3i Puts Franklin Offshore Up for Sale

HONG KONG (Reuters) – Private equity firm 3i Group Plc (III.L) has put its majority stake in Franklin Offshore International up for sale, sources said on Friday, hoping to fetch about $400 million for the oil services group.

3i agreed to buy the stake in July 2007 for an undisclosed sum. 3i and Franklin Resources hoped to have the company list in Singapore late last year, but the plans were pulled when the IPO markets crashed, sources said.

JPMorgan Chase & Co (JPM.N) is advising and running the auction process, sources said. 3i and JPMorgan declined to comment. The bank was also assigned to Franklin’s IPO attempt.

The sources declined to be named because they were not authorised to speak on the record.

Private equity firms and corporate buyers have expressed interest in the company, sources say.

Singapore-based Franklin provides oil services and makes products for deepwater moorings.
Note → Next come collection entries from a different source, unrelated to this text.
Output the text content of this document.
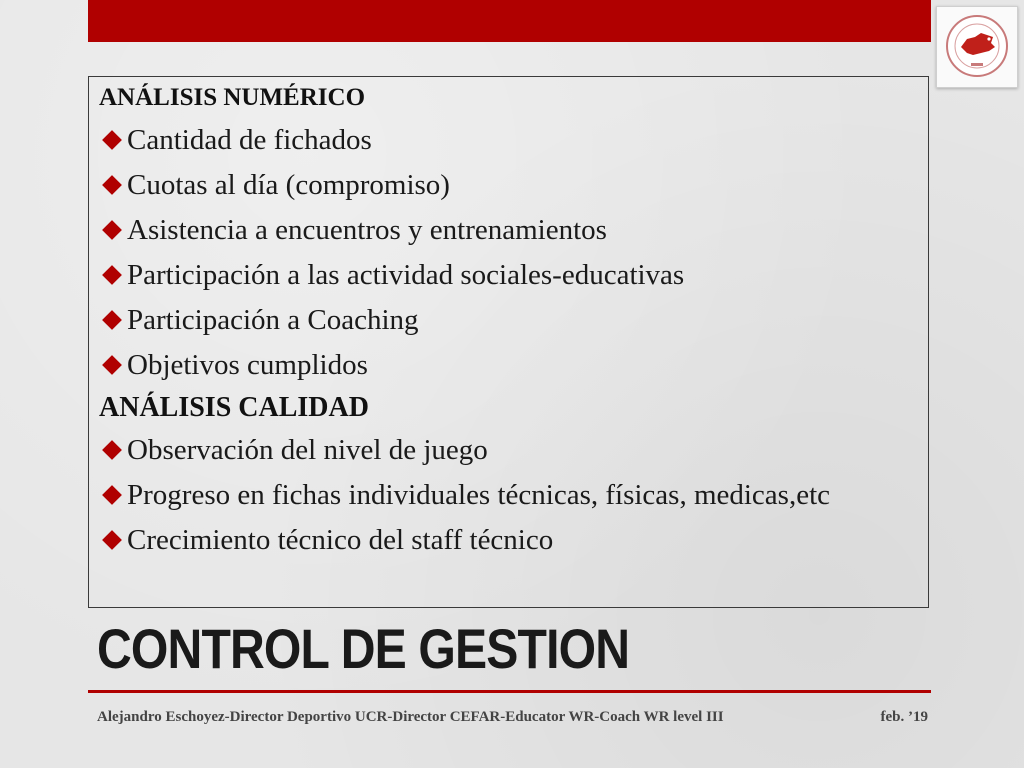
ANÁLISIS NUMÉRICO
Cantidad de fichados
Cuotas al día (compromiso)
Asistencia a encuentros y entrenamientos
Participación a las actividad sociales-educativas
Participación a Coaching
Objetivos cumplidos
ANÁLISIS CALIDAD
Observación del nivel de juego
Progreso en fichas individuales técnicas, físicas, medicas,etc
Crecimiento técnico del staff técnico
CONTROL DE GESTION
Alejandro Eschoyez-Director Deportivo UCR-Director CEFAR-Educator WR-Coach WR level III	feb. ’19
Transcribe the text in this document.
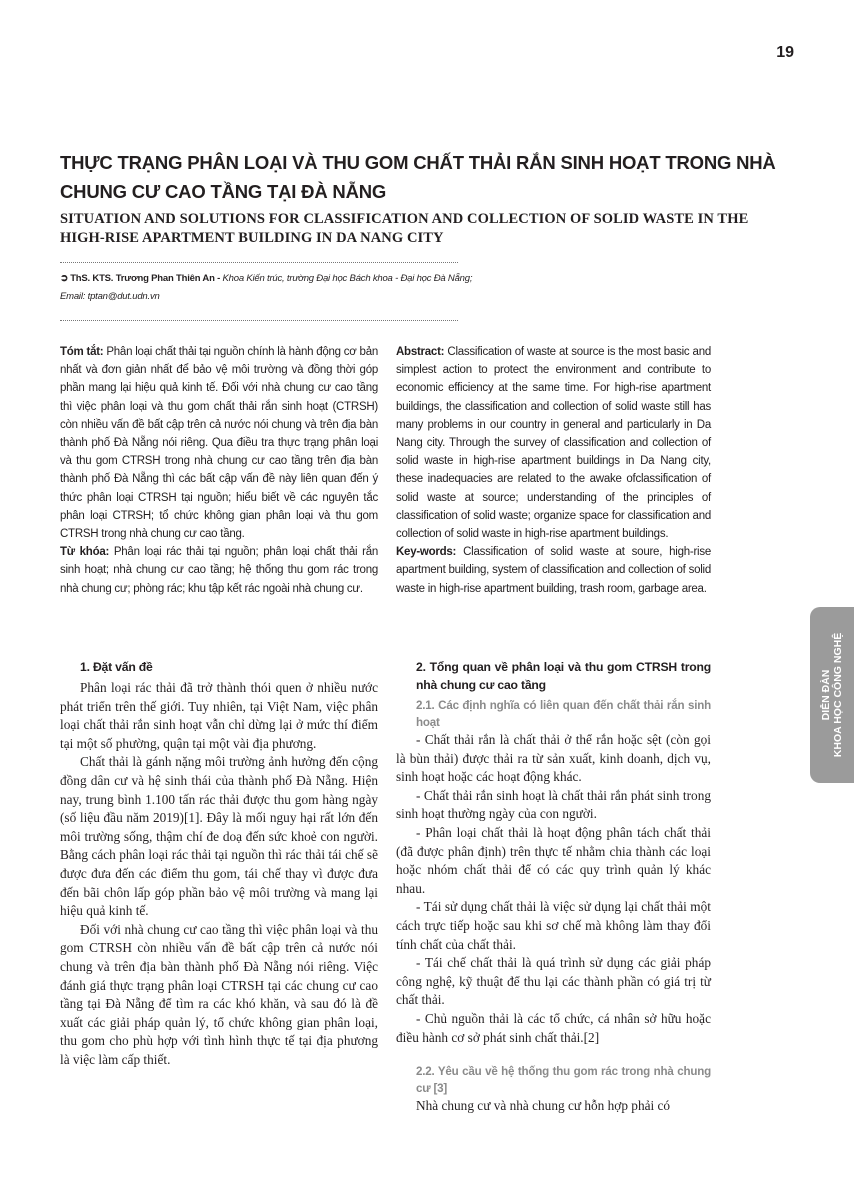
19
THỰC TRẠNG PHÂN LOẠI VÀ THU GOM CHẤT THẢI RẮN SINH HOẠT TRONG NHÀ CHUNG CƯ CAO TẦNG TẠI ĐÀ NẴNG
SITUATION AND SOLUTIONS FOR CLASSIFICATION AND COLLECTION OF SOLID WASTE IN THE HIGH-RISE APARTMENT BUILDING IN DA NANG CITY
➲ ThS. KTS. Trương Phan Thiên An - Khoa Kiến trúc, trường Đại học Bách khoa - Đại học Đà Nẵng;
Email: tptan@dut.udn.vn
Tóm tắt: Phân loại chất thải tại nguồn chính là hành động cơ bản nhất và đơn giản nhất để bảo vệ môi trường và đồng thời góp phần mang lại hiệu quả kinh tế. Đối với nhà chung cư cao tầng thì việc phân loại và thu gom chất thải rắn sinh hoạt (CTRSH) còn nhiều vấn đề bất cập trên cả nước nói chung và trên địa bàn thành phố Đà Nẵng nói riêng. Qua điều tra thực trạng phân loại và thu gom CTRSH trong nhà chung cư cao tầng trên địa bàn thành phố Đà Nẵng thì các bất cập vấn đề này liên quan đến ý thức phân loại CTRSH tại nguồn; hiểu biết về các nguyên tắc phân loại CTRSH; tổ chức không gian phân loại và thu gom CTRSH trong nhà chung cư cao tầng.
Từ khóa: Phân loại rác thải tại nguồn; phân loại chất thải rắn sinh hoạt; nhà chung cư cao tầng; hệ thống thu gom rác trong nhà chung cư; phòng rác; khu tập kết rác ngoài nhà chung cư.
Abstract: Classification of waste at source is the most basic and simplest action to protect the environment and contribute to economic efficiency at the same time. For high-rise apartment buildings, the classification and collection of solid waste still has many problems in our country in general and particularly in Da Nang city. Through the survey of classification and collection of solid waste in high-rise apartment buildings in Da Nang city, these inadequacies are related to the awake ofclassification of solid waste at source; understanding of the principles of classification of solid waste; organize space for classification and collection of solid waste in high-rise apartment buildings.
Key-words: Classification of solid waste at soure, high-rise apartment building, system of classification and collection of solid waste in high-rise apartment building, trash room, garbage area.
1. Đặt vấn đề

Phân loại rác thải đã trở thành thói quen ở nhiều nước phát triển trên thế giới. Tuy nhiên, tại Việt Nam, việc phân loại chất thải rắn sinh hoạt vẫn chỉ dừng lại ở mức thí điểm tại một số phường, quận tại một vài địa phương.

Chất thải là gánh nặng môi trường ảnh hưởng đến cộng đồng dân cư và hệ sinh thái của thành phố Đà Nẵng. Hiện nay, trung bình 1.100 tấn rác thải được thu gom hàng ngày (số liệu đầu năm 2019)[1]. Đây là mối nguy hại rất lớn đến môi trường sống, thậm chí đe doạ đến sức khoẻ con người. Bằng cách phân loại rác thải tại nguồn thì rác thải tái chế sẽ được đưa đến các điểm thu gom, tái chế thay vì được đưa đến bãi chôn lấp góp phần bảo vệ môi trường và mang lại hiệu quả kinh tế.

Đối với nhà chung cư cao tầng thì việc phân loại và thu gom CTRSH còn nhiều vấn đề bất cập trên cả nước nói chung và trên địa bàn thành phố Đà Nẵng nói riêng. Việc đánh giá thực trạng phân loại CTRSH tại các chung cư cao tầng tại Đà Nẵng để tìm ra các khó khăn, và sau đó là đề xuất các giải pháp quản lý, tổ chức không gian phân loại, thu gom cho phù hợp với tình hình thực tế tại địa phương là việc làm cấp thiết.

2. Tổng quan về phân loại và thu gom CTRSH trong nhà chung cư cao tầng
2.1. Các định nghĩa có liên quan đến chất thải rắn sinh hoạt

- Chất thải rắn là chất thải ở thể rắn hoặc sệt (còn gọi là bùn thải) được thải ra từ sản xuất, kinh doanh, dịch vụ, sinh hoạt hoặc các hoạt động khác.

- Chất thải rắn sinh hoạt là chất thải rắn phát sinh trong sinh hoạt thường ngày của con người.

- Phân loại chất thải là hoạt động phân tách chất thải (đã được phân định) trên thực tế nhằm chia thành các loại hoặc nhóm chất thải để có các quy trình quản lý khác nhau.

- Tái sử dụng chất thải là việc sử dụng lại chất thải một cách trực tiếp hoặc sau khi sơ chế mà không làm thay đổi tính chất của chất thải.

- Tái chế chất thải là quá trình sử dụng các giải pháp công nghệ, kỹ thuật để thu lại các thành phần có giá trị từ chất thải.

- Chủ nguồn thải là các tổ chức, cá nhân sở hữu hoặc điều hành cơ sở phát sinh chất thải.[2]

2.2. Yêu cầu về hệ thống thu gom rác trong nhà chung cư [3]

Nhà chung cư và nhà chung cư hỗn hợp phải có

DIỄN ĐÀN KHOA HỌC CÔNG NGHỆ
The company has expanded its business in places such as the Middle East, United States, United Kingdom and Azerbaijan.

Franklin works closely with oil majors Shell Oil (RDSa.L) and Total (TOTF.PA), as well as rig owners and offshore contractors, according to 3i’s website.

At the time of the 2007 deal, 3i said the company had a workforce of 356, with 220 based in Singapore.

The commodity boom made investing in oil and mining attractive to private equity firms looking to make a strong investment return. Buyout firms tended to target companies that serviced the oil, gas and mining industries, however, since directly investing in the companies that extracted the resources was seen as too risky for a private equity fund.

Commodity cycles, as witnessed by the current drop, tend to be extremely volatile, with services companies viewed as less exposed — though not immune — to big drops in commodity prices.

One source close to the matter said that the process is in its very early stages, with no formal auction book being distributed yet. The source said 3i doesn’t appear to be under any pressure to sell its majority stake.

But 3i would likely welcome a profitable exit at this point, as the firm, like so many in the private equity industry, is getting hit by the credit crunch and global downturn.

3i is one of the few private equity firms that is publicly traded. Its shares sank early this year and hit a record low in late January on fears it may be forced to shore up its finances through a rights issue or cheap asset sales.

The late January slide, which at one point knocked more than a quarter off 3i’s market value, came a day after the firm replaced Chief Executive Philip Yea and said 50 of its biggest investments had lost 21 percent of their value in the previous quarter.

With deals drying up in Asia, 3i plans to close its Shanghai and Hong Kong offices and relocate its China dealmakers to Beijing this year.

Still, the firm is putting to capital work, recently investing $161 million in an Indian port.